Veterans Benefits: Aid & Attendance Benefits
October 26, 2009
Most of my clients need a little extra help at home but aren’t sure how to pay for it. When we look at their savings and project how long those funds will work for them, the bottom line is usually this: if the client had just a little more cushion, they could stay at home, with the proper supports, for longer. But where to find the money?
For many of the Greatest Generation, the answer lies in Veterans Benefits. There is a fantastic program that few seniors and their families know about: Aid & Attendance. Once you qualify, the VA will send a monthly check that you use to pay caregivers, buy medical equipment, remodel a bathroom to be wheelchair accessible, pay rent at assisted living – whatever you decide is the best and most effective use of that money. This is the most logical, pragmatic long-term care program I know of. It helps seniors stay at home or in an assisted living – and out of a nursing home – for longer. All without limiting you to certain home health aide agencies, rolling deductibles, and a lot of the impediments that come with other support programs.
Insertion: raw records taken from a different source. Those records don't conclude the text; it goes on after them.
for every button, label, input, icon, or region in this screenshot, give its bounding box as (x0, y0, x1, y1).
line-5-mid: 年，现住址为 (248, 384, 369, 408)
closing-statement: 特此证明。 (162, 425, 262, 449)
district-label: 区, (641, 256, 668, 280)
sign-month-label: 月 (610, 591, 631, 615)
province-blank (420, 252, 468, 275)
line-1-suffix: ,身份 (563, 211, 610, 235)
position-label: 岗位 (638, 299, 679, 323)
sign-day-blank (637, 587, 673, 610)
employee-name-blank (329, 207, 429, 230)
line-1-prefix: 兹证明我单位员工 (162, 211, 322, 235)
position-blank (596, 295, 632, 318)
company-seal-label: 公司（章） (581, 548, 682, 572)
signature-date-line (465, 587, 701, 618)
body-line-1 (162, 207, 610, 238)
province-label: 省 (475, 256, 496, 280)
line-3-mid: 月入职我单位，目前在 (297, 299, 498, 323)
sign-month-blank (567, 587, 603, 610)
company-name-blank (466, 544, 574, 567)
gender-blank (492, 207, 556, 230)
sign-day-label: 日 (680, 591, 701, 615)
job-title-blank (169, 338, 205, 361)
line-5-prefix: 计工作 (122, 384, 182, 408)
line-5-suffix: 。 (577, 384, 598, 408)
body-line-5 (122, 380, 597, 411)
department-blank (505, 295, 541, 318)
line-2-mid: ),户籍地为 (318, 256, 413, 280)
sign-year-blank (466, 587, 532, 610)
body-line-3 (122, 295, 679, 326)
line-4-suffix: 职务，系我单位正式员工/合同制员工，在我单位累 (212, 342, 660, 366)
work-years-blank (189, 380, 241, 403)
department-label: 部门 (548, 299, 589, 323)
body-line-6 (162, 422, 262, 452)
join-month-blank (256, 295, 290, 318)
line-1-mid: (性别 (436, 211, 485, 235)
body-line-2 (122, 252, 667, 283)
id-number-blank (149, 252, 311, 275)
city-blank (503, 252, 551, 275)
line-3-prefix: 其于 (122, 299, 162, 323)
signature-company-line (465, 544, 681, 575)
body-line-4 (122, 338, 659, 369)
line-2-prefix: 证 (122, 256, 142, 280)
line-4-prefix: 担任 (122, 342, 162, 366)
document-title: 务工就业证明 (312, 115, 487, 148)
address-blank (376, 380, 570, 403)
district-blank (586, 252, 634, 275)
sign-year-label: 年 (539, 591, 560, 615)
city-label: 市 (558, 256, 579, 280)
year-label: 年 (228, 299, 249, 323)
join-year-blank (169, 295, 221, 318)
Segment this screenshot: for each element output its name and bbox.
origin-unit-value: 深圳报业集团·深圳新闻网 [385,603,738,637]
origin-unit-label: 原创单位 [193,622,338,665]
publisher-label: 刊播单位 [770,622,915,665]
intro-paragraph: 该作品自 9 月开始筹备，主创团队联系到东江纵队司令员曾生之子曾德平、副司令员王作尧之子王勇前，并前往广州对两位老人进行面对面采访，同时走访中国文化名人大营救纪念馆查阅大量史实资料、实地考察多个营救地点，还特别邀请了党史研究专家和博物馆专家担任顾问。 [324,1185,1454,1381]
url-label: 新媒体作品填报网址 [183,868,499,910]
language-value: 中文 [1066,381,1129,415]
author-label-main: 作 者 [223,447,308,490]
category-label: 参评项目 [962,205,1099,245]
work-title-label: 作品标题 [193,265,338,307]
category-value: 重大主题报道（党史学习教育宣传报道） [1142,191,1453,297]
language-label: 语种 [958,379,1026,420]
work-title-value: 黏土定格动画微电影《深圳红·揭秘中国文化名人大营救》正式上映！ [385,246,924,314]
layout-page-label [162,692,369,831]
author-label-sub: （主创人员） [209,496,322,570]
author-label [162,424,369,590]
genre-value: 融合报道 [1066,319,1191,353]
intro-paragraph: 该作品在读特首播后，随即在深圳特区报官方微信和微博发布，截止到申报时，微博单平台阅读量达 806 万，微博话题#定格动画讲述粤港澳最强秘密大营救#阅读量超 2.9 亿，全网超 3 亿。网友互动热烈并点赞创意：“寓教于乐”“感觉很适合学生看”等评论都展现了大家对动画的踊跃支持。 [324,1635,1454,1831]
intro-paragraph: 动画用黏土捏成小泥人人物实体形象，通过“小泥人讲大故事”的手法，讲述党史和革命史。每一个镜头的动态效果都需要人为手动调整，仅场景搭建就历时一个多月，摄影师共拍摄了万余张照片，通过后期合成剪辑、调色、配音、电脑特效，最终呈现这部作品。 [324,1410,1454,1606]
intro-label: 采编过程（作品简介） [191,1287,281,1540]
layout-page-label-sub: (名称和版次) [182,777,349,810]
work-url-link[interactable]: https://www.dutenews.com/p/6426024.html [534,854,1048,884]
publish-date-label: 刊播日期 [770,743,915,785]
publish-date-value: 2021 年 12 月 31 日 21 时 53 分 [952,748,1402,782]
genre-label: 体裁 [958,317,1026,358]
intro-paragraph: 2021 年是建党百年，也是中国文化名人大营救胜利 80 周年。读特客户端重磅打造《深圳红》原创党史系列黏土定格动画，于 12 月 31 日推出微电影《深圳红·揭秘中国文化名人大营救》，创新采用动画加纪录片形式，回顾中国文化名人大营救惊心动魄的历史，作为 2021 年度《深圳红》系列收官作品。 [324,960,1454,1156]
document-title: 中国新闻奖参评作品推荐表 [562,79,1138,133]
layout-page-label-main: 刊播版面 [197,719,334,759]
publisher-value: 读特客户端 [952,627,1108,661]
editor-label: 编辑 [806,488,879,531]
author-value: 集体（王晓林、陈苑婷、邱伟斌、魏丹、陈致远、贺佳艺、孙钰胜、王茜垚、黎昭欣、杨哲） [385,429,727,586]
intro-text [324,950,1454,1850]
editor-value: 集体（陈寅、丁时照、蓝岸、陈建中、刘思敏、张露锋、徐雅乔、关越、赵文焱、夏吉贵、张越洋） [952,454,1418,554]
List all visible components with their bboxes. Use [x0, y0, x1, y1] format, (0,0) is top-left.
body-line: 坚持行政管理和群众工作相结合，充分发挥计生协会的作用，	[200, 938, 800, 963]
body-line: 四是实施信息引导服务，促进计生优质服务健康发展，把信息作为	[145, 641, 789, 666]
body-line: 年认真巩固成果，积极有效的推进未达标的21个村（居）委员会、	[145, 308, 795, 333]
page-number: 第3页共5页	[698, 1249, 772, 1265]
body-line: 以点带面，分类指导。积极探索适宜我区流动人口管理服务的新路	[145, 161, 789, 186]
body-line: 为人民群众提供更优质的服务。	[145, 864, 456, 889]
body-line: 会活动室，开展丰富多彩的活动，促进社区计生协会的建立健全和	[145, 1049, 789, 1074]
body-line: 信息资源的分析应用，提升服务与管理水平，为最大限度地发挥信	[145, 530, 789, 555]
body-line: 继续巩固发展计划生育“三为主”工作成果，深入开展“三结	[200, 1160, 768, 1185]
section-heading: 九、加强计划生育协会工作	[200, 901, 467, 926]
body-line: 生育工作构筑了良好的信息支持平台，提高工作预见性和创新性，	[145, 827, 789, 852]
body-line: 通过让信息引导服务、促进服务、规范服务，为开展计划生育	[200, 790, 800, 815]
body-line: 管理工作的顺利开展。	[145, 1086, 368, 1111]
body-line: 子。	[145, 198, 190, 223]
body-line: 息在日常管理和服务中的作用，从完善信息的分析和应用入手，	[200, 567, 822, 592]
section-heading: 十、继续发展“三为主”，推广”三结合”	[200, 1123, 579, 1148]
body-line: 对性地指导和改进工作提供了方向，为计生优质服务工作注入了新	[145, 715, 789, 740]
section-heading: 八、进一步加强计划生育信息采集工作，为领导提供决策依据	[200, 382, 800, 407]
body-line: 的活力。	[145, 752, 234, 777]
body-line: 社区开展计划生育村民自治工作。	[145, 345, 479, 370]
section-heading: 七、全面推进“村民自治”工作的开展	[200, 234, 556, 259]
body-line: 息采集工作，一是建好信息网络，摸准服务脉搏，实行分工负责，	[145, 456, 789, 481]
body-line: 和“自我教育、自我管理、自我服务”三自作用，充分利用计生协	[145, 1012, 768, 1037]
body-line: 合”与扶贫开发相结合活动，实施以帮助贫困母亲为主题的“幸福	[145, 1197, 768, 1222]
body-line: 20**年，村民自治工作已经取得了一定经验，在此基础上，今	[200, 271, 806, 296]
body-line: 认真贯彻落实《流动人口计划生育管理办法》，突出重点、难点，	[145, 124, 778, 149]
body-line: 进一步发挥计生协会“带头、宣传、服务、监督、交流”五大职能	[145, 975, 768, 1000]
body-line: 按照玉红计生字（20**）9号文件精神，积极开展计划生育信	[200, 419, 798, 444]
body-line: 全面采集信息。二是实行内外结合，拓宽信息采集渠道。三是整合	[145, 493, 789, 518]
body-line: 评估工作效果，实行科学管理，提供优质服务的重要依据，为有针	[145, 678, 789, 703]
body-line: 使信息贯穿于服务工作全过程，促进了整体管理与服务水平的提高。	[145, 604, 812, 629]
The application process for the A&A program is not for the faint of heart. There are reams of papers to fill out (of course), and it can take at least six months to receive approval. More to the point, the VA regulations are hard to find, and if you can find them, impossible to understand. More than almost any other government program, you will need an elder law attorney or a qualified veterans representative to walk you through the planning process. Without this help, it is very difficult to obtain the maximum benefits you are entitled to.
In order to assist you, an attorney must be “certified” by the VA and take requisite training. I have made it my business to become certified and receive the necessary education so that I can help my clients stay at home for longer.